Micheal Knott, the GCAA president, said the stern tone of the meeting was to let the Spence family know they felt attacked. He said GCAA members received many emails from the public who blamed them for the missing sign.
“They felt like they had been beat up,” Knott said.
But Spence said that was never her intention and that she did not start a campaign. She told the board she just wanted her son’s sign put back up, because it has meant so much to her since his death.
Organizers of a baseball tournament held at the field – which was approved by the baseball committee at the GCAA – donated the sign to the family and put it up, Faulkner said.
He said the board of directors did not put up or approve the sign in 2009.
Spence said she sent emails to three board members, including Knott, inquiring about the missing sign. When no one responded after a couple of days, she said she sent a follow-up email and did not get a response for another 24 hours.
“Can you understand my frustration, when I emailed three board members and didn’t get a response,” Spence asked.
All three board members said they did not get the initial email and weren’t given enough time to respond.
“We all have full-time jobs,” board member Jamey Gilchrist said.
Spence said losing a son is the worst thing that can happen to a parent and that she didn’t know what to do when she couldn’t get an answer about what happened to her son’s sign.
“I didn’t sleep or eat for three days,” Spence said. “It’s not just a sign.”
The board of directors had a closed-door meeting Aug. 5 and decided to put the onus on the family by giving them three options, which they presented Monday night. The Spence family could either drop the issue, go with a memorial stone around the flag pole commemorating Brandon Spence and other families who lost loved ones, or put the sign back up under certain conditions.
Those conditions included:
▪ Having the sign read “Brandon Spence Field,” dropping baseball from its name.
▪ Keeping the sign no larger than its original size – 4 by 8 feet.
▪ Having the family pay to restore and maintain the sign.
▪ Having the design approved by the board of directors.
▪ Locating the sign in the outfield as before.
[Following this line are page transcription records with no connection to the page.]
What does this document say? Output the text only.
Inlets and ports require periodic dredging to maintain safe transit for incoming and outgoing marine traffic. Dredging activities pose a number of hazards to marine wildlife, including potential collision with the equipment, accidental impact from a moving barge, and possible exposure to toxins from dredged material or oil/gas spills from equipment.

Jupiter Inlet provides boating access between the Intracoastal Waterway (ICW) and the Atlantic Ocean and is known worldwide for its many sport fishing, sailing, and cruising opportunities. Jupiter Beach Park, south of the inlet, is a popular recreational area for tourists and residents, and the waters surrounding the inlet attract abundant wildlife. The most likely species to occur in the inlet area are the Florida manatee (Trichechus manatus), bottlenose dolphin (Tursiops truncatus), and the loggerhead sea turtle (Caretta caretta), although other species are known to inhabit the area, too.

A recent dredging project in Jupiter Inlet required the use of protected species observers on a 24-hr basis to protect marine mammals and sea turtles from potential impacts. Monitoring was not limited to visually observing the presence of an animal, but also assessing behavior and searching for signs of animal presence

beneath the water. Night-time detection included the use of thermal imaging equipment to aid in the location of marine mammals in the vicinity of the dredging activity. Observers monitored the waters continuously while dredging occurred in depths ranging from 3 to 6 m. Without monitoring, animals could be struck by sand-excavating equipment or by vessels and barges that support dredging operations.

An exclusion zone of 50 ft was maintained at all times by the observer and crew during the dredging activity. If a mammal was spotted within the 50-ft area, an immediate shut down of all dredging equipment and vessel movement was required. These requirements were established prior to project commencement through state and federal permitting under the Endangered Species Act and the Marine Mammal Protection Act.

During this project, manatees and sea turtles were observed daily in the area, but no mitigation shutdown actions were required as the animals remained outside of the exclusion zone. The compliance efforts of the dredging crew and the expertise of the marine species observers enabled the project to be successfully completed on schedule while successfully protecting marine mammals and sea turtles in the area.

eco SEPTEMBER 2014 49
▪ Coordinating with the GCAA president a yearly field workday during the beginning of each year to help maintain the field.
“This workday is to help maintain the field so no one in the future can question who you are and whether you are more concerned with the sign than the field where the children of this community play,” Faulkner said, reading from the board’s statement.
Board members also asked for a public apology from the family.
Faulkner said if the family chooses option three, the board would hold them accountable and would take the sign down if they don’t meet the conditions.
Knott said the reason for the three options were so that family would not just put the sign up and not just walk away without maintaining it. He also said the board thought to create a memorial because two other children and a father have died in the past two years.
“No current board members knew this child,” Knott said in an email after the meeting. “I am the only one on the current board that was on the board in 2009. Thus nobody knew who he was and the importance of the sign to the family. So if it is that important then they will take care of the sign and do something each year in his memory. This way he will not be forgotten, they will take care of the sign and let others know by organizing an annual event.”
Spence said she wasn’t happy with the tone of the meeting but would talk the options over with her family.
Clarification: A previous version of this article stated the board of directors donated the sign to the family. The GCAA’s says board of directors did not put up or approve the sign in 2009, but rather organizers of a baseball tournament, which was sanctioned by the GCAA’s baseball committee, put up the sign.